Elaine lifted her head and stared at him. “Whoa,” she sai
d, genuinely impressed. “Nice rant. Maybe you’re way less nice than I thought. Good job. I really feel like crap now.”
For a minute, she thought Gabe might hurl the coffeepot at the wall. Instead, he glowered at her but set the coffee down carefully on the counter. Then he brought the mugs to the table and put those down, too.
He pulled out the chair next to hers with one foot and sat down, wrapping the robe around his legs. He was staring at her the whole time, his dark eyes gradually lightening to warm hazel, and then he was smiling and rubbing his eyes under the glasses, shaking his head. “Jesus,” he said. “What the hell are you doing here, Elaine?”
“I came to apologize.” She reached over and touched his hand to make him look at her. “I came to say you were right. I was drinking and it was screwing up my life. I ended up at Mass General last weekend with alcohol poisoning.”
He took a sharp breath. “Why didn’t you call me? I put my number in your phone for a reason.”
Elaine shrugged. “I had to call somebody else. Somebody disconnected from me and my family. Now I’m in AA. End of story.” She smiled. “Or the beginning, I hope.”
“Just tell me who gave this to you.” Gabe touched her face, his finger cool on her warm cheek.
She shivered a little but didn’t pull away. “I did,” she said. “I blacked out and fell.
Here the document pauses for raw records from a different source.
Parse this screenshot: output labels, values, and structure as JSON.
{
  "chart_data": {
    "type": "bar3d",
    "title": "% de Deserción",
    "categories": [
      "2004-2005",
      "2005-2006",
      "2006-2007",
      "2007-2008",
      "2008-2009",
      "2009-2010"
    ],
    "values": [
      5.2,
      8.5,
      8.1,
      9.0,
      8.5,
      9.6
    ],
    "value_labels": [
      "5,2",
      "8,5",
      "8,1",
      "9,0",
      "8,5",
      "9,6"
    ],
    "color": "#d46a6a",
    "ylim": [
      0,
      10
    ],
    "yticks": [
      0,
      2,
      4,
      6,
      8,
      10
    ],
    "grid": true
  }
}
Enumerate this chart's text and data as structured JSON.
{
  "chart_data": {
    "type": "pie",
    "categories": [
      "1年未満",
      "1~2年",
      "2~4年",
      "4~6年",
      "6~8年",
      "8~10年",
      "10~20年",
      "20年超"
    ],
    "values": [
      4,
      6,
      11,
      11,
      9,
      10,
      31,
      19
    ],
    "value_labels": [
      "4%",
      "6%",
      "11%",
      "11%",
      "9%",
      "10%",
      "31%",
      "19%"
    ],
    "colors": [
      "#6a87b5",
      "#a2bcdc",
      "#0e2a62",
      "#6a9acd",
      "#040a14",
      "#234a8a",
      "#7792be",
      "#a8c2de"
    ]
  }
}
I had a lump on my head the size of an orange. This is the residual bleeding under the skin, apparently. I didn’t even hit my face.”
“You were lucky you weren’t concussed.”
“It would have been hard to tell if I was, the condition I was in,” Elaine said. “It scared me, though, so it was a good thing it happened.”
“I wish it hadn’t come to that.”
“Me, too. But things go the way they do, right? And all we can do is get back up again.” Elaine sipped her coffee. “Got any toast?”